Lettre à nos amis - éditorial de Vital Heurtebize - Président de Poètes Sans Frontières

                                                       Lettre à nos amis 


Chaque numéro de L’Étrave s’ouvre sur un éditorial du président Vital Heurtebize :
« la Lettre à nos amis »  traite d’un sujet d’actualité et de l’attitude du poète face à cette actualité. Vous en découvrirez chaque fois la pertinence voire l’impertinence ! et pourrez faire part de vos sentiments en retour.

À L’Étrave, nous sommes très soucieux pour tout ce qui relève de la liberté d’expression.


   Le Poète, 
l'existence et la vie.

 

Vous me demandez souvent, chers amis, quelle différence je semble faire entre l’existence et la vie. C’est que je ne « semble » pas, j’en fais vraiment une !... L’existence est pour moi ce passage que nous accomplissons sur terre, cette parenthèse qui s’ouvre à la naissance et se ferme avec la mort, ce temps de souffrances morales et physiques qui nous sont imposées. La vie, nous en avons un avant-goût, déjà au cours de l’existence même, quand nous surmontons ces multiples épreuves qui se présentent à nous, comme autant de « petites morts », jusqu’à l’épreuve finale.

À la naissance, nous sommes jetés dans l’existence. A-t-on jamais pensé que le cri poussé par l’enfant nouveau-né pouvait ne pas être seulement un cri de douleur provoqué par la première aspiration mais plutôt un cri de détresse à son arrivée en ce monde de matière, hostile et inhospitalier ? Nous naissons par la chair maternelle. Nos cellules vont se développer et nous doter d’intelligence (paraît-il !). Voilà qui est dit pour ce qui concerne le corps qui n’est que matière.
Mais nous naissons aussi par l’esprit, l’esprit est en nous dès notre naissance. Comment est-il venu là ? Je laisse à chacun sa réponse, j’ai la mienne. Y aurait-il dans le processus de fécondation une cellule spéciale porteuse de l’esprit qui se faufilerait parmi le flot des petits têtards jusqu’à la porte étroite où seul ne passera que le plus rapide ? ou bien cette cellule se trouvait-elle déjà dans la future mère en attendant l’arrivée de tout le monde pour faire la fête ? Dieu, j’allais dire ! Dieu seul le sait. Mais l’esprit est bien là, nul ne peut le nier.

Nous voici donc engagés dans l’existence porteurs de deux énergies essentielles. L’énergie de matière et l’énergie de l’esprit. Très rapidement la première s’impose et va se développer avec tous ses vices. L’énergie de l’esprit, elle, reste là, secrète et muette, elle n’attend que notre prise de conscience pour se manifester à son tour. Certains parmi les humanoïdes que nous sommes font très vite cette prise de conscience : ce sont les sages, les grands initiés. Mais pour la plupart d’entre nous, cette prise de conscience est plus ou moins longue à se produire, et l’énergie plus ou moins rapide à se développer.
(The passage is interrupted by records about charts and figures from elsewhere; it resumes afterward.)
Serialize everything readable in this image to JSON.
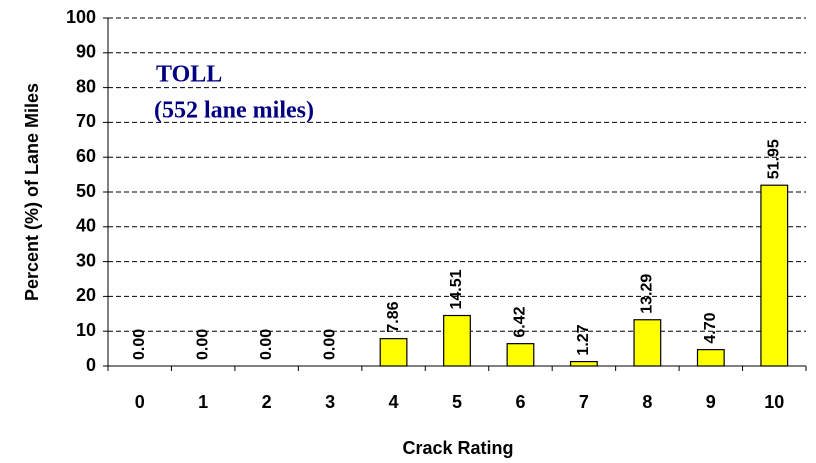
{
  "chart_data": {
    "type": "bar",
    "annotations": [
      "TOLL",
      "(552 lane miles)"
    ],
    "x_label": "Crack Rating",
    "y_label": "Percent (%) of Lane Miles",
    "categories": [
      "0",
      "1",
      "2",
      "3",
      "4",
      "5",
      "6",
      "7",
      "8",
      "9",
      "10"
    ],
    "values": [
      0,
      0,
      0,
      0,
      7.86,
      14.51,
      6.42,
      1.27,
      13.29,
      4.7,
      51.95
    ],
    "value_labels": [
      "0.00",
      "0.00",
      "0.00",
      "0.00",
      "7.86",
      "14.51",
      "6.42",
      "1.27",
      "13.29",
      "4.70",
      "51.95"
    ],
    "color": "#ffff00",
    "ylim": [
      0,
      100
    ],
    "yticks": [
      0,
      10,
      20,
      30,
      40,
      50,
      60,
      70,
      80,
      90,
      100
    ],
    "grid": true
  }
}
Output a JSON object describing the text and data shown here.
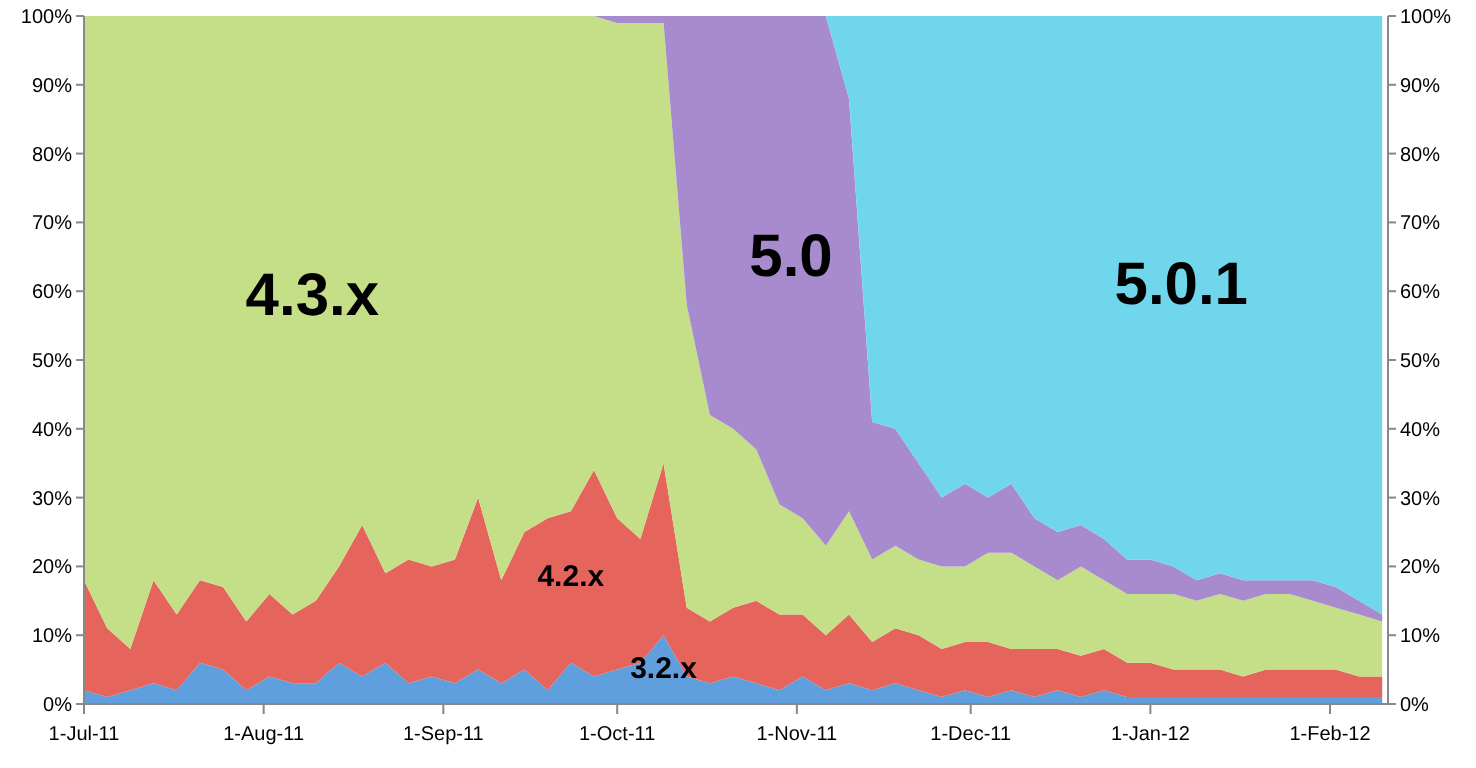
{
  "chart_data": {
    "type": "area",
    "stacked": true,
    "x": [
      "2011-07-01",
      "2011-07-05",
      "2011-07-09",
      "2011-07-13",
      "2011-07-17",
      "2011-07-21",
      "2011-07-25",
      "2011-07-29",
      "2011-08-02",
      "2011-08-06",
      "2011-08-10",
      "2011-08-14",
      "2011-08-18",
      "2011-08-22",
      "2011-08-26",
      "2011-08-30",
      "2011-09-03",
      "2011-09-07",
      "2011-09-11",
      "2011-09-15",
      "2011-09-19",
      "2011-09-23",
      "2011-09-27",
      "2011-10-01",
      "2011-10-05",
      "2011-10-09",
      "2011-10-13",
      "2011-10-17",
      "2011-10-21",
      "2011-10-25",
      "2011-10-29",
      "2011-11-02",
      "2011-11-06",
      "2011-11-10",
      "2011-11-14",
      "2011-11-18",
      "2011-11-22",
      "2011-11-26",
      "2011-11-30",
      "2011-12-04",
      "2011-12-08",
      "2011-12-12",
      "2011-12-16",
      "2011-12-20",
      "2011-12-24",
      "2011-12-28",
      "2012-01-01",
      "2012-01-05",
      "2012-01-09",
      "2012-01-13",
      "2012-01-17",
      "2012-01-21",
      "2012-01-25",
      "2012-01-29",
      "2012-02-02",
      "2012-02-06",
      "2012-02-10"
    ],
    "series": [
      {
        "name": "3.2.x",
        "color": "#5f9fde",
        "values": [
          2,
          1,
          2,
          3,
          2,
          6,
          5,
          2,
          4,
          3,
          3,
          6,
          4,
          6,
          3,
          4,
          3,
          5,
          3,
          5,
          2,
          6,
          4,
          5,
          6,
          10,
          4,
          3,
          4,
          3,
          2,
          4,
          2,
          3,
          2,
          3,
          2,
          1,
          2,
          1,
          2,
          1,
          2,
          1,
          2,
          1,
          1,
          1,
          1,
          1,
          1,
          1,
          1,
          1,
          1,
          1,
          1
        ]
      },
      {
        "name": "4.2.x",
        "color": "#e5655d",
        "values": [
          16,
          10,
          6,
          15,
          11,
          12,
          12,
          10,
          12,
          10,
          12,
          14,
          22,
          13,
          18,
          16,
          18,
          25,
          15,
          20,
          25,
          22,
          30,
          22,
          18,
          25,
          10,
          9,
          10,
          12,
          11,
          9,
          8,
          10,
          7,
          8,
          8,
          7,
          7,
          8,
          6,
          7,
          6,
          6,
          6,
          5,
          5,
          4,
          4,
          4,
          3,
          4,
          4,
          4,
          4,
          3,
          3
        ]
      },
      {
        "name": "4.3.x",
        "color": "#c4df87",
        "values": [
          82,
          89,
          92,
          82,
          87,
          82,
          83,
          88,
          84,
          87,
          85,
          80,
          74,
          81,
          79,
          80,
          79,
          70,
          82,
          75,
          73,
          72,
          66,
          72,
          75,
          64,
          44,
          30,
          26,
          22,
          16,
          14,
          13,
          15,
          12,
          12,
          11,
          12,
          11,
          13,
          14,
          12,
          10,
          13,
          10,
          10,
          10,
          11,
          10,
          11,
          11,
          11,
          11,
          10,
          9,
          9,
          8
        ]
      },
      {
        "name": "5.0",
        "color": "#a88bcf",
        "values": [
          0,
          0,
          0,
          0,
          0,
          0,
          0,
          0,
          0,
          0,
          0,
          0,
          0,
          0,
          0,
          0,
          0,
          0,
          0,
          0,
          0,
          0,
          0,
          1,
          1,
          1,
          42,
          58,
          60,
          63,
          71,
          73,
          77,
          60,
          20,
          17,
          14,
          10,
          12,
          8,
          10,
          7,
          7,
          6,
          6,
          5,
          5,
          4,
          3,
          3,
          3,
          2,
          2,
          3,
          3,
          2,
          1
        ]
      },
      {
        "name": "5.0.1",
        "color": "#6fd6ec",
        "values": [
          0,
          0,
          0,
          0,
          0,
          0,
          0,
          0,
          0,
          0,
          0,
          0,
          0,
          0,
          0,
          0,
          0,
          0,
          0,
          0,
          0,
          0,
          0,
          0,
          0,
          0,
          0,
          0,
          0,
          0,
          0,
          0,
          0,
          12,
          59,
          60,
          65,
          70,
          68,
          70,
          68,
          73,
          75,
          74,
          76,
          79,
          79,
          80,
          82,
          81,
          82,
          82,
          82,
          82,
          83,
          85,
          87
        ]
      }
    ],
    "xlim": [
      "2011-07-01",
      "2012-02-11"
    ],
    "xticks": [
      {
        "value": "2011-07-01",
        "label": "1-Jul-11"
      },
      {
        "value": "2011-08-01",
        "label": "1-Aug-11"
      },
      {
        "value": "2011-09-01",
        "label": "1-Sep-11"
      },
      {
        "value": "2011-10-01",
        "label": "1-Oct-11"
      },
      {
        "value": "2011-11-01",
        "label": "1-Nov-11"
      },
      {
        "value": "2011-12-01",
        "label": "1-Dec-11"
      },
      {
        "value": "2012-01-01",
        "label": "1-Jan-12"
      },
      {
        "value": "2012-02-01",
        "label": "1-Feb-12"
      }
    ],
    "ylim": [
      0,
      100
    ],
    "yticks": [
      {
        "value": 0,
        "label": "0%"
      },
      {
        "value": 10,
        "label": "10%"
      },
      {
        "value": 20,
        "label": "20%"
      },
      {
        "value": 30,
        "label": "30%"
      },
      {
        "value": 40,
        "label": "40%"
      },
      {
        "value": 50,
        "label": "50%"
      },
      {
        "value": 60,
        "label": "60%"
      },
      {
        "value": 70,
        "label": "70%"
      },
      {
        "value": 80,
        "label": "80%"
      },
      {
        "value": 90,
        "label": "90%"
      },
      {
        "value": 100,
        "label": "100%"
      }
    ],
    "y2lim": [
      0,
      100
    ],
    "y2ticks": [
      {
        "value": 0,
        "label": "0%"
      },
      {
        "value": 10,
        "label": "10%"
      },
      {
        "value": 20,
        "label": "20%"
      },
      {
        "value": 30,
        "label": "30%"
      },
      {
        "value": 40,
        "label": "40%"
      },
      {
        "value": 50,
        "label": "50%"
      },
      {
        "value": 60,
        "label": "60%"
      },
      {
        "value": 70,
        "label": "70%"
      },
      {
        "value": 80,
        "label": "80%"
      },
      {
        "value": 90,
        "label": "90%"
      },
      {
        "value": 100,
        "label": "100%"
      }
    ],
    "grid": false,
    "legend": false
  }
}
L’existence est alors un combat dont l’homme est le champ de bataille, entre la matière et l’esprit. Nous avons certes notre libre arbitre et c’est à nous de choisir : ou laisser les forces de matière l’emporter, et ce serait, semble-t-il, ce qui se passe actuellement pour la majorité de l’humanité. Ou œuvrer à la victoire des forces de l’esprit en surmontant les épreuves de l’existence et en nous engageant chaque fois un peu plus sur le chemin de la vie. Chaque petite mort est une victoire de la vie sur l’existence.

Nous, poètes, avons cet immense privilège de pouvoir très tôt découvrir cette force de l’esprit car elle se manifeste au moment où, poussés par je ne saurais trop dire quelle volonté secrète, nous nous mettons à écrire un poème. Dès cet instant, nous ne sommes plus dans l’existence, nous sommes totalement dans la vie. Nous sommes en relation profondément intime avec l’esprit qui brûle en nous, les forces de matière n’ont plus prise sur nous.

Et qui de nous n’a jamais ressenti cet état de grâce qui s’est installé en nous presque à notre insu, lorsqu’après une dernière lecture du poème achevé, nous nous laissons glisser dans le bien-être physique et la sérénité spirituelle.

Un peu comme si nous étions sortis de la nuit pour émerger dans la lumière.


                              Ta voix

Comme l’enfant qui joue au jeu de cache-cache
en se couvrant les yeux pour ne pas être vu,
j’ai fait semblant de vivre afin que nul ne sache
que j’étais déjà mort !... Personne ne l’a su ...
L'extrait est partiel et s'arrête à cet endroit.